Favors ended up pursuing a more modern style of dance with the company. While Favors no longer dances, she still oversees the choreography and stays involved in rehearsals.
One of the pieces she oversees for the show is Ode by Jamar Roberts. Roberts’ piece deals with gun violence and splits the dancers into an all-women’s cast and an all-men’s cast for the performance.
“It’s an elegy and meditation on a beauty and the fragility of life,” Favors said. “We’re talking about love, about life, but obviously there’s so much going on right now, we’re really talking about how he’s choreographing his or her own way coming at the preciousness of life.”
RELATED: Joy in dance, music coming with Contra-Tiempo, Las Cafeteras
Sarah Daley-Perdomo, a dancer in all three performances, said Ode has become one of her absolute favorite dances.
“From the time that we start in the beginning with me is a really interesting movement that can get overwhelming in the process because it’s just, it’s so much.
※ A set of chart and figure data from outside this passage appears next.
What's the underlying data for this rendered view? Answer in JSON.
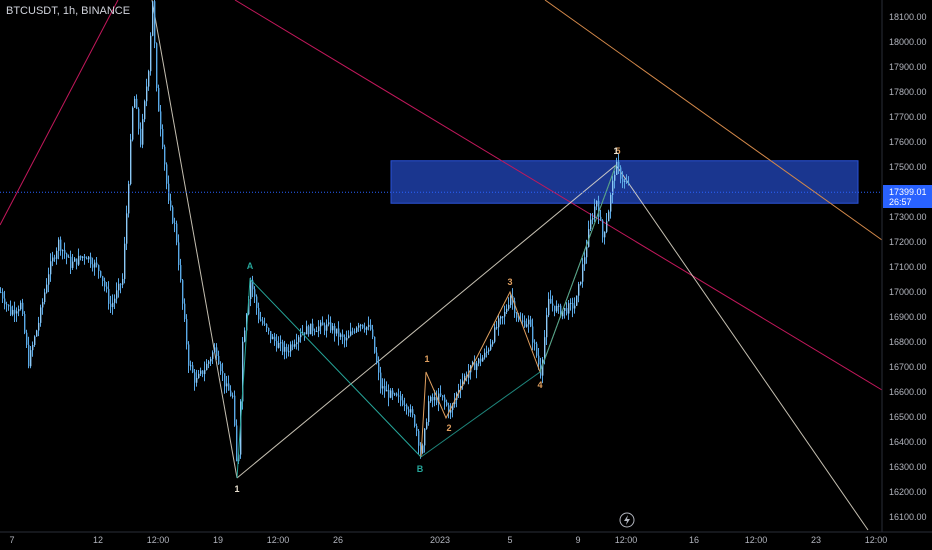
{
  "header": {
    "ticker_label": "BTCUSDT, 1h, BINANCE"
  },
  "price_tag": {
    "price": "17399.01",
    "countdown": "26:57",
    "value": 17399.01
  },
  "colors": {
    "background": "#000000",
    "candle": "#5aa9e6",
    "zone_fill": "#1e3fa8",
    "wave_white": "#e8e0d0",
    "wave_orange": "#e0a060",
    "wave_teal": "#26a69a",
    "trend_red": "#c2185b",
    "trend_orange": "#d4894a",
    "price_tag_bg": "#2962ff",
    "axis_text": "#b2b5be"
  },
  "chart_data": {
    "type": "candlestick",
    "symbol": "BTCUSDT",
    "interval": "1h",
    "exchange": "BINANCE",
    "y_axis": {
      "ticks": [
        16100,
        16200,
        16300,
        16400,
        16500,
        16600,
        16700,
        16800,
        16900,
        17000,
        17100,
        17200,
        17300,
        17400,
        17500,
        17600,
        17700,
        17800,
        17900,
        18000,
        18100
      ],
      "tick_labels": [
        "16100.00",
        "16200.00",
        "16300.00",
        "16400.00",
        "16500.00",
        "16600.00",
        "16700.00",
        "16800.00",
        "16900.00",
        "17000.00",
        "17100.00",
        "17200.00",
        "17300.00",
        "17400.00",
        "17500.00",
        "17600.00",
        "17700.00",
        "17800.00",
        "17900.00",
        "18000.00",
        "18100.00"
      ],
      "range": [
        16030,
        18170
      ]
    },
    "x_axis": {
      "tick_labels": [
        "7",
        "12",
        "12:00",
        "19",
        "12:00",
        "26",
        "2023",
        "5",
        "9",
        "12:00",
        "16",
        "12:00",
        "23",
        "12:00"
      ]
    },
    "price_path": [
      [
        0,
        17000
      ],
      [
        10,
        16920
      ],
      [
        20,
        16950
      ],
      [
        28,
        16720
      ],
      [
        38,
        16880
      ],
      [
        48,
        17080
      ],
      [
        58,
        17200
      ],
      [
        70,
        17110
      ],
      [
        85,
        17150
      ],
      [
        100,
        17080
      ],
      [
        110,
        16940
      ],
      [
        122,
        17050
      ],
      [
        128,
        17450
      ],
      [
        133,
        17800
      ],
      [
        140,
        17600
      ],
      [
        148,
        17900
      ],
      [
        152,
        18170
      ],
      [
        156,
        17800
      ],
      [
        162,
        17600
      ],
      [
        168,
        17350
      ],
      [
        175,
        17250
      ],
      [
        182,
        16950
      ],
      [
        188,
        16720
      ],
      [
        195,
        16640
      ],
      [
        205,
        16700
      ],
      [
        215,
        16780
      ],
      [
        225,
        16620
      ],
      [
        232,
        16580
      ],
      [
        237,
        16250
      ],
      [
        242,
        16800
      ],
      [
        250,
        17050
      ],
      [
        258,
        16900
      ],
      [
        270,
        16820
      ],
      [
        285,
        16760
      ],
      [
        300,
        16840
      ],
      [
        315,
        16860
      ],
      [
        330,
        16860
      ],
      [
        345,
        16800
      ],
      [
        358,
        16880
      ],
      [
        370,
        16850
      ],
      [
        380,
        16620
      ],
      [
        392,
        16580
      ],
      [
        405,
        16560
      ],
      [
        415,
        16470
      ],
      [
        421,
        16340
      ],
      [
        428,
        16560
      ],
      [
        440,
        16580
      ],
      [
        450,
        16520
      ],
      [
        460,
        16640
      ],
      [
        472,
        16700
      ],
      [
        485,
        16750
      ],
      [
        497,
        16870
      ],
      [
        503,
        16900
      ],
      [
        510,
        16990
      ],
      [
        518,
        16880
      ],
      [
        528,
        16880
      ],
      [
        540,
        16680
      ],
      [
        548,
        16960
      ],
      [
        560,
        16920
      ],
      [
        575,
        16950
      ],
      [
        582,
        17100
      ],
      [
        590,
        17280
      ],
      [
        596,
        17370
      ],
      [
        602,
        17220
      ],
      [
        608,
        17330
      ],
      [
        615,
        17510
      ],
      [
        622,
        17450
      ],
      [
        628,
        17420
      ]
    ],
    "zone": {
      "y_low": 17355,
      "y_high": 17525
    },
    "wave_points": {
      "labels": [
        "A",
        "B",
        "1",
        "2",
        "3",
        "4",
        "5",
        "1",
        "1"
      ],
      "values": [
        17060,
        16340,
        16680,
        16490,
        16990,
        16680,
        17510,
        16250,
        18170
      ]
    }
  },
  "wave_labels": [
    {
      "text": "1",
      "color": "#e8e0d0"
    },
    {
      "text": "A",
      "color": "#26a69a"
    },
    {
      "text": "B",
      "color": "#26a69a"
    },
    {
      "text": "1",
      "color": "#e0a060"
    },
    {
      "text": "2",
      "color": "#e0a060"
    },
    {
      "text": "3",
      "color": "#e0a060"
    },
    {
      "text": "4",
      "color": "#e0a060"
    },
    {
      "text": "5",
      "color": "#e0a060"
    },
    {
      "text": "1",
      "color": "#e8e0d0"
    }
  ]
}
But the way that [Roberts] does everything together and creates this world, I think, is just so wonderful,” Daley-Perdomo said.
Daley-Perdomo is from South Elgin, Illinois and, like Favors, had a career-changing first experience with Alvin Ailey’s company.
The Illinois native was taken to Chicago with her dance studio to see the company perform, and she said she immediately fell in love. The event became an annual excursion for her and her dance studio until she graduated high school and went to Ailey’s elite B.F.A. program.
Daley-Perdomo went from the B.F.A. program to the Ailey II group to the main company by 2011 and has been working with the Alvin Ailey American Dance Company ever since. She said her dance company forms a unique relationship with the audience.
“The more energy that we get from the audience, that fires us up,” Daley-Perdomo said. “I think that that’s a really beautiful relationship that I don’t know if all companies share.”
George De La Peña is a dance professor at the UI and starred in the film Nijinski. He said he believes the company is internationally well-known for a reason.
“The company is very exciting, and they’re going to be bringing very interesting work,” De La Peña said. “We are all very excited that they are coming.”